Industrial buyers do not want “inspiration.” They want to know whether a pulsation damper or a bypass valve is in the list, and what the next click buys them. The catalog is grouped the way the warehouse thinks — by product families and folders — so you are not guessing from marketing names.

Each card carries enough to decide if it is worth opening the full sheet: name, a clear image when one exists, and volume or variant hints where that matters. It is boring in a good way; boring is fast.

Under the hood

Payload CMS owns categories, folders, and products; images resolve through the media collection. Listing routes are server-rendered with filters driven by query state so URLs stay shareable across the team.

03

Work examples

Proof that is not a hollow gallery

Examples of supplied equipment are where skepticism usually lives.

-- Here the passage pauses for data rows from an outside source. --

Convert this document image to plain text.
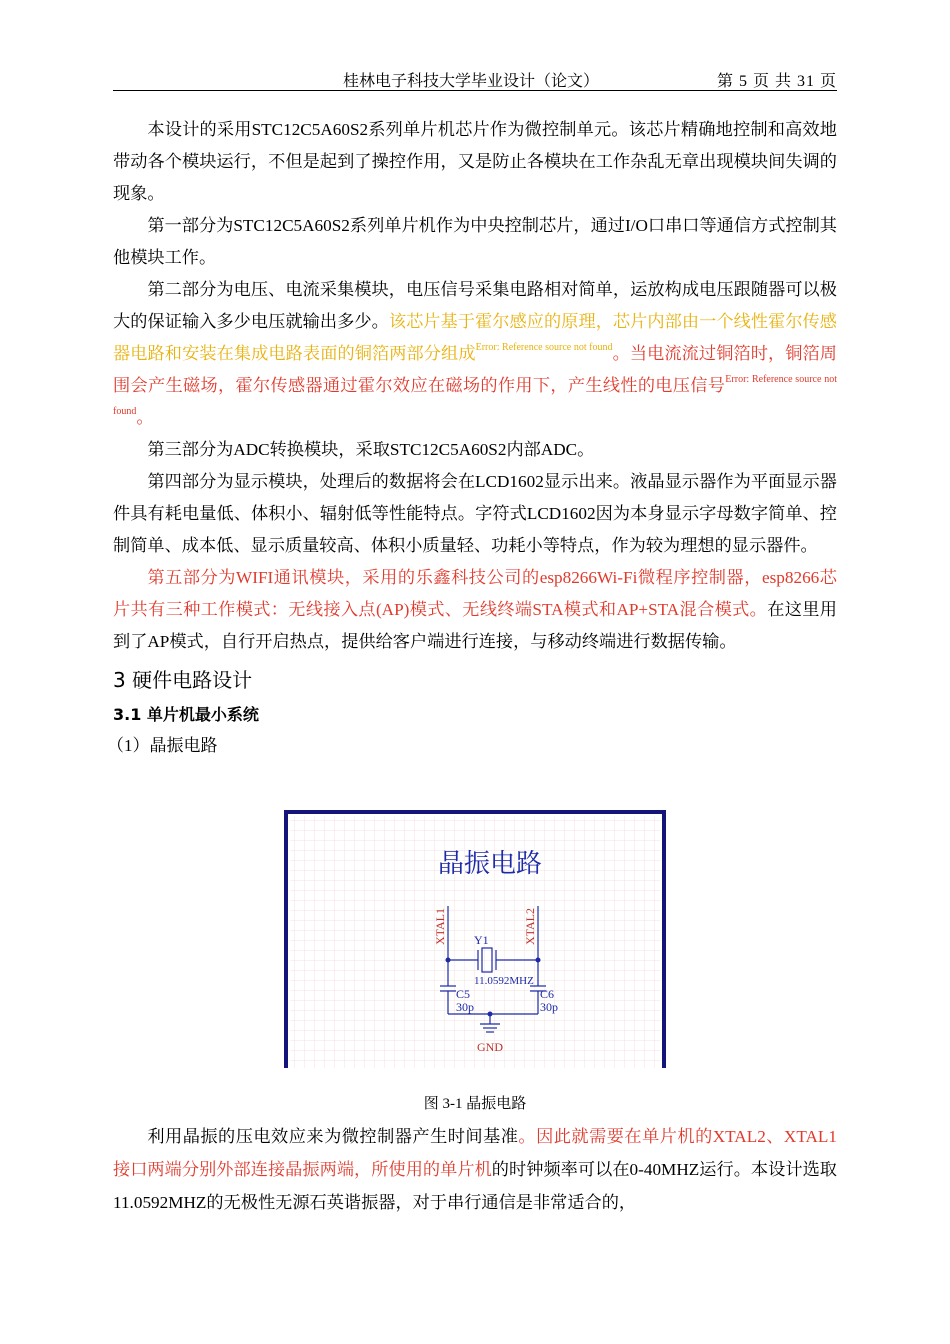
桂林电子科技大学毕业设计（论文）	第 5 页 共 31 页

本设计的采用STC12C5A60S2系列单片机芯片作为微控制单元。该芯片精确地控制和高效地带动各个模块运行，不但是起到了操控作用，又是防止各模块在工作杂乱无章出现模块间失调的现象。

第一部分为STC12C5A60S2系列单片机作为中央控制芯片，通过I/O口串口等通信方式控制其他模块工作。

第二部分为电压、电流采集模块，电压信号采集电路相对简单，运放构成电压跟随器可以极大的保证输入多少电压就输出多少。该芯片基于霍尔感应的原理，芯片内部由一个线性霍尔传感器电路和安装在集成电路表面的铜箔两部分组成$^{Error: Reference source not found}$。当电流流过铜箔时，铜箔周围会产生磁场，霍尔传感器通过霍尔效应在磁场的作用下，产生线性的电压信号$^{Error: Reference source not found}$。

第三部分为ADC转换模块，采取STC12C5A60S2内部ADC。

第四部分为显示模块，处理后的数据将会在LCD1602显示出来。液晶显示器作为平面显示器件具有耗电量低、体积小、辐射低等性能特点。字符式LCD1602因为本身显示字母数字简单、控制简单、成本低、显示质量较高、体积小质量轻、功耗小等特点，作为较为理想的显示器件。

第五部分为WIFI通讯模块，采用的乐鑫科技公司的esp8266Wi-Fi微程序控制器，esp8266芯片共有三种工作模式：无线接入点(AP)模式、无线终端STA模式和AP+STA混合模式。在这里用到了AP模式，自行开启热点，提供给客户端进行连接，与移动终端进行数据传输。

3 硬件电路设计
3.1 单片机最小系统
（1）晶振电路
晶振电路
XTAL1	XTAL2
Y1
11.0592MHZ
C5
30p
C6
30p
GND
图 3-1 晶振电路

利用晶振的压电效应来为微控制器产生时间基准。因此就需要在单片机的XTAL2、XTAL1接口两端分别外部连接晶振两端，所使用的单片机的时钟频率可以在0-40MHZ运行。本设计选取11.0592MHZ的无极性无源石英谐振器，对于串行通信是非常适合的，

The section is meant to show that these are not renders — installs, contexts, real line items tied to industry work.

For a visitor who has never called Saratov, that social proof matters as much as a certificate PDF.

Under the hood

Case entries are collection-driven; pages pull related media and copy from Payload so marketing can add a project without touching layout code.

04

About

Factory facts without the annual report tone

The about page answers the questions people actually ask on the phone: how long you have been around, how you work to spec, and where you ship. It is structured so a skim gets facts; a slower read gets the compliance story.

That split matters when half your visitors are procurement and half are engineers who only need three sentences.

Under the hood

Static sections with CMS-managed blocks where copy changes often (certifications, capacity notes). No client-only rendering — search and preview stay honest.

05

Documents

Downloads that survive an audit

Oil and gas procurement runs on files: declarations, test reports, conformity. The documents area exists so nobody has to email a sales rep for a PDF that should already be public.

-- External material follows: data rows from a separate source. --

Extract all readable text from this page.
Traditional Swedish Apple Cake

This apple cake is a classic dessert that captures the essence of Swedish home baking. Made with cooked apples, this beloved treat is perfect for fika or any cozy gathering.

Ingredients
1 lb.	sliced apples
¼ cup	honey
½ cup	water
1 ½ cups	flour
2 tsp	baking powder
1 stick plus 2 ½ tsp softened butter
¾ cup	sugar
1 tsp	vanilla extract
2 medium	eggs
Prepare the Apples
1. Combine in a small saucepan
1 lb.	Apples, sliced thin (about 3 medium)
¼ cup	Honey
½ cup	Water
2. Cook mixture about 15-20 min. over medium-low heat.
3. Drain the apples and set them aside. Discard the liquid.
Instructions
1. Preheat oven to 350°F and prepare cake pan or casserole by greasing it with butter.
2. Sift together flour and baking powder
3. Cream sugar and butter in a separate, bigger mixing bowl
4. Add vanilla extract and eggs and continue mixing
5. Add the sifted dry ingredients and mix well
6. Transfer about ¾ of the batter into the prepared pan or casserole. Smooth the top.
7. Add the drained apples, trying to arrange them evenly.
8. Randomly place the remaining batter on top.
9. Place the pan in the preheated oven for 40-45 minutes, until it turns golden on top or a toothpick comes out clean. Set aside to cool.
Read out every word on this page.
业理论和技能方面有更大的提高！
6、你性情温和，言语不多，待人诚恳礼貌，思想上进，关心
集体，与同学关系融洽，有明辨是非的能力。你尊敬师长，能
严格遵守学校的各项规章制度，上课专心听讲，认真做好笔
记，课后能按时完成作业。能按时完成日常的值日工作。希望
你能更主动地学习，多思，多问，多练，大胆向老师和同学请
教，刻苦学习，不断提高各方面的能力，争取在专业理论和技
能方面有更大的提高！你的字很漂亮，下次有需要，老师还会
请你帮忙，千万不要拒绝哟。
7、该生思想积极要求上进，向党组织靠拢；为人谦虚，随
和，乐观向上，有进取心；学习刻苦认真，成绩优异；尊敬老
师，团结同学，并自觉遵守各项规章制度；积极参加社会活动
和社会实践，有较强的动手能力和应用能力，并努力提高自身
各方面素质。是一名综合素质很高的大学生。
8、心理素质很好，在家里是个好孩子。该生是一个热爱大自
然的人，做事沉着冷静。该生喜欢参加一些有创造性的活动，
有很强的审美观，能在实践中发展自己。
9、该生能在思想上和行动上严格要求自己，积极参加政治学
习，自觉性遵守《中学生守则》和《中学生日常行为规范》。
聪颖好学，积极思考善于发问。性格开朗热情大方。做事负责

If something is missing, the path to a human is still there — but the default is self-serve.

Under the hood

Files live in Payload storage; links are versioned through the CMS so replacements do not leave dead URLs scattered in old email threads.

06

Questionnaires

Structured asks instead of a blank email

Questionnaires are the boring backbone of B2B manufacturing. Putting them on the site means a plant engineer can attach requirements without inventing a Word template on the spot.

Less back-and-forth, fewer “can you resend in this format” loops.

Under the hood

Downloadable assets and form-adjacent content are modeled as structured entries so the team can swap a file or a field without a deploy.

07

Request a quote

A quote flow that respects attention spans

The quote page is the money screen: it has to work on a phone on a shop floor and on a desktop with ten tabs. Fields ask for what procurement needs without turning into a government form.

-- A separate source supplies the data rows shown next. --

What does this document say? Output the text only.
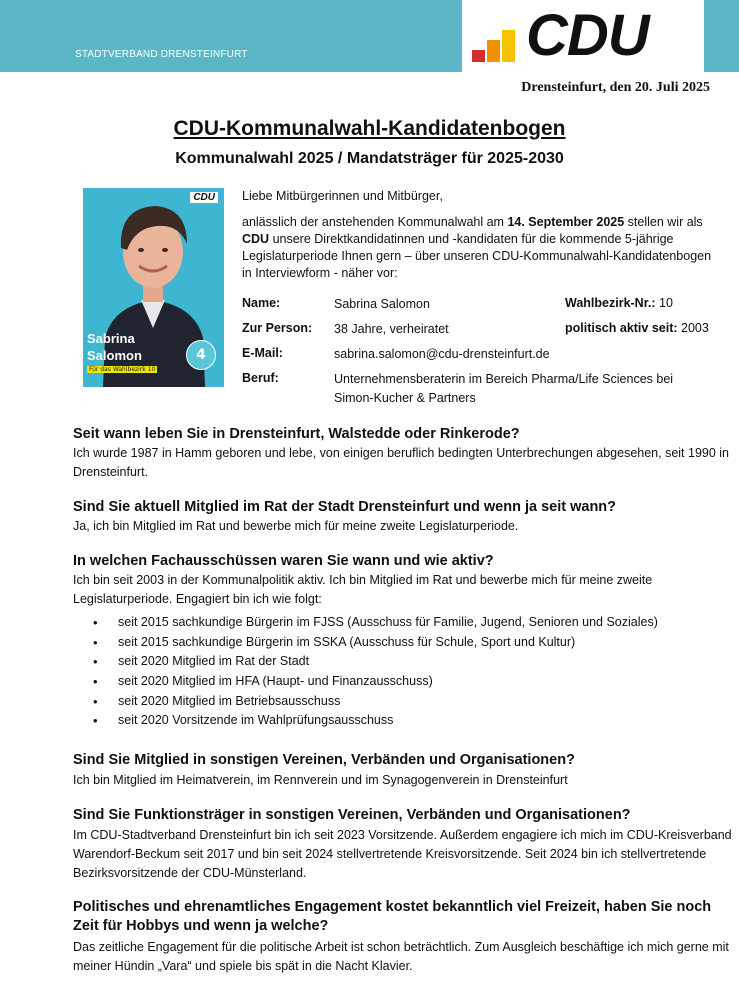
STADTVERBAND DRENSTEINFURT	CDU
Drensteinfurt, den 20. Juli 2025
CDU-Kommunalwahl-Kandidatenbogen
Kommunalwahl 2025 / Mandatsträger für 2025-2030
CDU
Sabrina
Salomon
Für das Wahlbezirk 10
4
Liebe Mitbürgerinnen und Mitbürger,
anlässlich der anstehenden Kommunalwahl am 14. September 2025 stellen wir als CDU unsere Direktkandidatinnen und -kandidaten für die kommende 5-jährige Legislaturperiode Ihnen gern – über unseren CDU-Kommunalwahl-Kandidatenbogen in Interviewform - näher vor:
Name:	Sabrina Salomon	Wahlbezirk-Nr.: 10
Zur Person: 38 Jahre, verheiratet	politisch aktiv seit: 2003
E-Mail:	sabrina.salomon@cdu-drensteinfurt.de
Beruf:	Unternehmensberaterin im Bereich Pharma/Life Sciences bei
Simon-Kucher & Partners
Seit wann leben Sie in Drensteinfurt, Walstedde oder Rinkerode?
Ich wurde 1987 in Hamm geboren und lebe, von einigen beruflich bedingten Unterbrechungen abgesehen, seit 1990 in Drensteinfurt.
Sind Sie aktuell Mitglied im Rat der Stadt Drensteinfurt und wenn ja seit wann?
Ja, ich bin Mitglied im Rat und bewerbe mich für meine zweite Legislaturperiode.
In welchen Fachausschüssen waren Sie wann und wie aktiv?
Ich bin seit 2003 in der Kommunalpolitik aktiv. Ich bin Mitglied im Rat und bewerbe mich für meine zweite Legislaturperiode. Engagiert bin ich wie folgt:
• seit 2015 sachkundige Bürgerin im FJSS (Ausschuss für Familie, Jugend, Senioren und Soziales)
• seit 2015 sachkundige Bürgerin im SSKA (Ausschuss für Schule, Sport und Kultur)
• seit 2020 Mitglied im Rat der Stadt
• seit 2020 Mitglied im HFA (Haupt- und Finanzausschuss)
• seit 2020 Mitglied im Betriebsausschuss
• seit 2020 Vorsitzende im Wahlprüfungsausschuss
Sind Sie Mitglied in sonstigen Vereinen, Verbänden und Organisationen?
Ich bin Mitglied im Heimatverein, im Rennverein und im Synagogenverein in Drensteinfurt
Sind Sie Funktionsträger in sonstigen Vereinen, Verbänden und Organisationen?
Im CDU-Stadtverband Drensteinfurt bin ich seit 2023 Vorsitzende. Außerdem engagiere ich mich im CDU-Kreisverband Warendorf-Beckum seit 2017 und bin seit 2024 stellvertretende Kreisvorsitzende. Seit 2024 bin ich stellvertretende Bezirksvorsitzende der CDU-Münsterland.
Politisches und ehrenamtliches Engagement kostet bekanntlich viel Freizeit, haben Sie noch Zeit für Hobbys und wenn ja welche?
Das zeitliche Engagement für die politische Arbeit ist schon beträchtlich. Zum Ausgleich beschäftige ich mich gerne mit meiner Hündin „Vara“ und spiele bis spät in die Nacht Klavier.
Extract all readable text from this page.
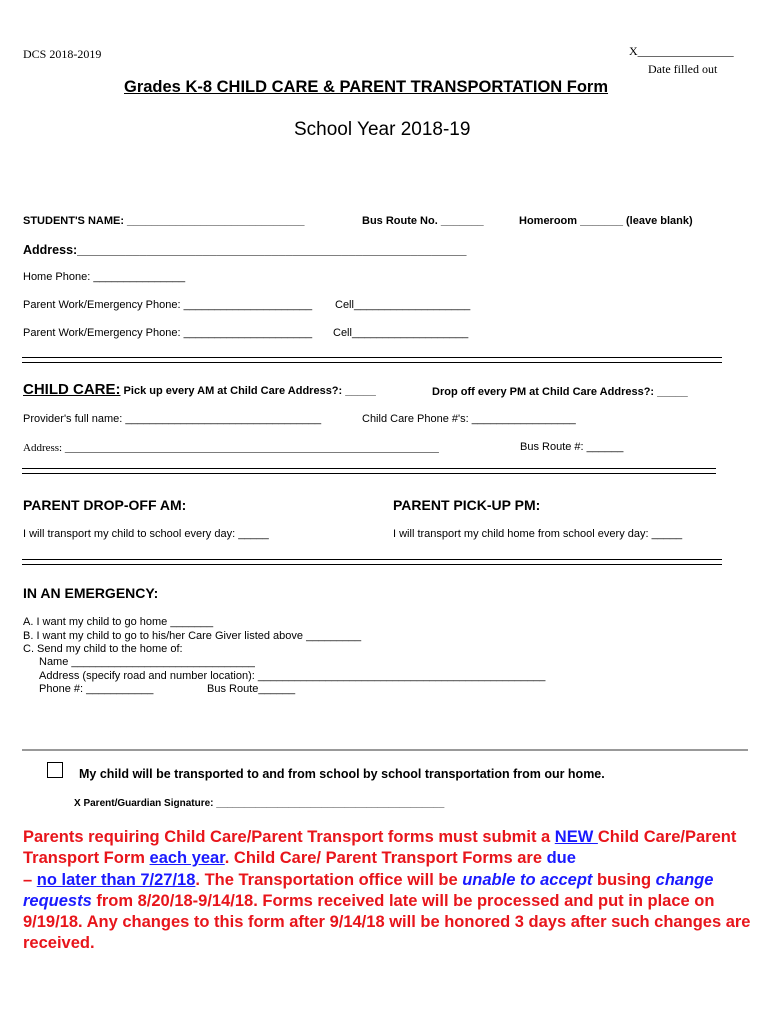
DCS 2018-2019	X________________
Date filled out
Grades K-8 CHILD CARE & PARENT TRANSPORTATION Form
School Year 2018-19
STUDENT'S NAME: _____________________________	Bus Route No. _______	Homeroom _______ (leave blank)
Address:________________________________________________________
Home Phone: _______________
Parent Work/Emergency Phone: _____________________ Cell___________________
Parent Work/Emergency Phone: _____________________ Cell___________________
CHILD CARE: Pick up every AM at Child Care Address?: _____	Drop off every PM at Child Care Address?: _____
Provider's full name: ________________________________	Child Care Phone #'s: _________________
Address: ____________________________________________________________________	Bus Route #: ______
PARENT DROP-OFF AM:
I will transport my child to school every day: _____
PARENT PICK-UP PM:
I will transport my child home from school every day: _____
IN AN EMERGENCY:
A. I want my child to go home _______
B. I want my child to go to his/her Care Giver listed above _________
C. Send my child to the home of:
Name ______________________________
Address (specify road and number location): _______________________________________________
Phone #: ___________	Bus Route______
My child will be transported to and from school by school transportation from our home.
X Parent/Guardian Signature: _________________________________________
Parents requiring Child Care/Parent Transport forms must submit a NEW Child Care/Parent Transport Form each year. Child Care/ Parent Transport Forms are due
– no later than 7/27/18. The Transportation office will be unable to accept busing change requests from 8/20/18-9/14/18. Forms received late will be processed and put in place on 9/19/18. Any changes to this form after 9/14/18 will be honored 3 days after such changes are received.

The point is to get a serious inquiry, not to harvest novelty signups.

Under the hood

Server actions or API routes handle submission with validation; notifications go out through the existing mail stack. Errors are explicit — no silent failures on send.

08

Contact

Humans at the end of the line

Contacts are not buried behind a chatbot. Phone, email split by role, address — the basics people still use when a million-ruble order is on the line.

Maps and hours are there because someone will still print this page for a travel folder.

Under the hood

Contact blocks are CMS-backed for when numbers or hours change; layout stays stable so updates are data-only.